Ini Alasan Emisi dari Pemborosan Makanan Kalahkan Sektor Penerbangan

4 hours ago 1

TEMPO.CO, Jakarta - Setiap tahun, ratusan juta ton makanan tidak sampai ke meja makan dan malah berakhir di tempat pembuangan sampah. Makanan yang membusuk seperti daun selada dan roti basi menghasilkan metana, gas rumah kaca yang kemampuan menjebak panasnya 28 kali lebih kuat dibanding karbon dioksida (CO2).

Menurut Perserikatan Bangsa-Bangsa (PBB), pemborosan makanan kini menyumbang hingga 10 persen dari emisi gas rumah kaca global, melebihi sektor penerbangan. Jika pemborosan makanan dianggap sebagai negara tersendiri, negara ini hanya tertinggal dari Cina dan Amerika Serikat (AS) sebagai penyumbang polusi iklim tahunan.

Baca berita dengan sedikit iklan, klik di sini

Robert Sanders, asisten profesor pemasaran dan analitik di Rady School of Management Universitas California San Diego, telah mempelajari alasan banyaknya makanan yang terbuang. Dalam penelitian selama sedekade, dia juga mempelajari perkembangan kebijakan untuk mengubah tren ini. Dalam wawancara terbaru, Sanders menyebut mengurangi pemborosan makanan bisa menjadi cara tercepat dan termurah untuk mengurangi dampak perubahan iklim.

“Sulit bagi dunia untuk mencapai target emisi yang ditetapkan dalam Perjanjian Paris tanpa mengurangi pemborosan dari sistem pangan,” kata Sanders, dikutip dari Earth.com, Kamis, 24 April 2025.

Menurut Sanders, pembuat kebijakan sering fokus pada polusi dari kendaraan dan industri, Padahal, hasil pemborosan makanan seperti sisa buah yang membusuk di toko bisa berdampak jauh lebih besar terhadap emisi. Metana yang dihasilkan saat makanan membusuk bertahan di atmosfer selama sekitar satu dekade dan menyebabkan pemanasan intens.

Pengurangan pemborosan makanan dianggap sebagai cara paling cepat untuk mengurangi emisi gas rumah kaca. “Dalam jangka pendek dan menengah,” tutur dia.

Kendati banyak usulan soal pencegahan pemborosan pangan, Sanders menyebut inisiatif tersebut belum didukung oleh bukti lapangan yang kuat. Sebagai contoh, banyak negara bagian AS yang telah mencoba menerapkan larangan pembuangan makanan ke tempat sampah, namun hasilnya bervariasi.

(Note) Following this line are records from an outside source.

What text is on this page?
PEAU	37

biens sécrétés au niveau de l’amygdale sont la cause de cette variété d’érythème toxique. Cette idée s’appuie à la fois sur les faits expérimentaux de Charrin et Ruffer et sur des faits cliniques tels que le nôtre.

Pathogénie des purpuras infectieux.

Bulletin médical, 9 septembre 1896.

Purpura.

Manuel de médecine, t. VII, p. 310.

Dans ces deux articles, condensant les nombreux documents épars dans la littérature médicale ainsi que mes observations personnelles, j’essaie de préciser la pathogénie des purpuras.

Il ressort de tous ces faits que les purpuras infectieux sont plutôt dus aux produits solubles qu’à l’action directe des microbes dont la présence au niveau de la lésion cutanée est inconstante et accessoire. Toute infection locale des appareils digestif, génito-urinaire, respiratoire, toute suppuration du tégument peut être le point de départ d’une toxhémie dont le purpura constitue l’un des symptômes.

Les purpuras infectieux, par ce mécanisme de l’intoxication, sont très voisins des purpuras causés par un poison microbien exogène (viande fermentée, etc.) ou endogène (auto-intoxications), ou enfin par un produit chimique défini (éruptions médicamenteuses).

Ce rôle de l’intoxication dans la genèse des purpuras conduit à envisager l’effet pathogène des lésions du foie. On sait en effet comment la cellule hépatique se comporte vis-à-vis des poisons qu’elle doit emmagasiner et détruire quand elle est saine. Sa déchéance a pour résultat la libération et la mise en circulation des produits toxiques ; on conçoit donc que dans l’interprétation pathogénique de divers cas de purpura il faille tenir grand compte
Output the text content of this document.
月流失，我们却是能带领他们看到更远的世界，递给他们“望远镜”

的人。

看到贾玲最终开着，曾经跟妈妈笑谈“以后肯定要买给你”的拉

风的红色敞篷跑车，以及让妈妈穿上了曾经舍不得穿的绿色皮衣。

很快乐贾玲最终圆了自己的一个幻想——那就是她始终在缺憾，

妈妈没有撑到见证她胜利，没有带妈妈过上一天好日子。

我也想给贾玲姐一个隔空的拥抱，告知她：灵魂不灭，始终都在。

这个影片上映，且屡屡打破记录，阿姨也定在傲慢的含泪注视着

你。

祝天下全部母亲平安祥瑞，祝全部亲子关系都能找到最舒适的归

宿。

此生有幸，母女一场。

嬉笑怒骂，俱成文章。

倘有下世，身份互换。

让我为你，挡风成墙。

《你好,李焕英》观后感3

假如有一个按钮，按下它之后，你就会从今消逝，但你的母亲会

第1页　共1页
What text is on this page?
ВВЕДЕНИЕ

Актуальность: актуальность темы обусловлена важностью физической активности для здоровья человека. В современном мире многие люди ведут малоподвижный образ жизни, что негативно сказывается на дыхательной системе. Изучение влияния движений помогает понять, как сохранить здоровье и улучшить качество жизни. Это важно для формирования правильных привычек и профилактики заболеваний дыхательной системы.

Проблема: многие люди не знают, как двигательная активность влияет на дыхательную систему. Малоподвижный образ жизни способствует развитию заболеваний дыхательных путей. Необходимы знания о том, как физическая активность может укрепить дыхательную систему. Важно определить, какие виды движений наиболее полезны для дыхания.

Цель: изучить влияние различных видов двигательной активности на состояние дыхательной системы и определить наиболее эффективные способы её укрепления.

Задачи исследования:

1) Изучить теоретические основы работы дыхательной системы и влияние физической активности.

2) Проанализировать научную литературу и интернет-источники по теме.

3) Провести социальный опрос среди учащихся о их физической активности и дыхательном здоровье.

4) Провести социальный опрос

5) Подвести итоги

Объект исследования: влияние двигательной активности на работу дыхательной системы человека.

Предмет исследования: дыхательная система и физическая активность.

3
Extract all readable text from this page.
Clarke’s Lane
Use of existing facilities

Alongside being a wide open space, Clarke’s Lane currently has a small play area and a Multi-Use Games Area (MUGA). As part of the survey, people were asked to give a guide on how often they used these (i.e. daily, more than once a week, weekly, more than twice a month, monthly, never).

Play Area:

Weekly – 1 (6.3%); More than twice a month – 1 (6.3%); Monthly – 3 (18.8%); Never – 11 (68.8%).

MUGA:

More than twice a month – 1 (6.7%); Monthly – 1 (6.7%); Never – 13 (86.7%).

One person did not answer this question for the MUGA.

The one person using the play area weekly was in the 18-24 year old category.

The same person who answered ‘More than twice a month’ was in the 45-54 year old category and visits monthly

Bersama sejumlah rekan, Sanders menyatakan sudah menyelidiki efektivitas lima contoh larangan pemborosan makanan pertama di AS. “Kami menemukan bahwa hanya satu negara bagian, yaitu Massachusetts, yang berhasil mengalihkan pemborosan makanan dari tempat pembuangan sampah,” ujarnya.

Di Massachusetts, kebijakan tersebut berhasil karena adanya hukuman yang konkret dan pusat komposting atau daur ulang sampah organik. Adapun negara bagian lain kekurangan fasilitas pemrosesan dan denda, sehingga sulit mencapai target kepatuhan.

Sanders juga mengusulkan rancangan algoritma harga dinamis untuk mengatasi masalah pemborosan. Dengan menyesuaikan harga barang yang hampir kedaluwarsa, pengecer dapat mengurangi pemborosan dan mengurangi biaya operasional. Namun, belum ada bukti ilmiah yang menunjukkan bahwa standar label dapat mengurangi pemborosan makanan.

Ada juga saran soal perencanaan makan untuk meredam kebiasaan membuang makanan. Masyarakat juga didorong memakai komposting untuk sampah organik. “Komposting lebih baik daripada mengirimkan makanan ke tempat pembuangan sampah. Tapi yang terbaik adalah tidak menciptakan pemborosan makanan sejak awal,” kata Sanders.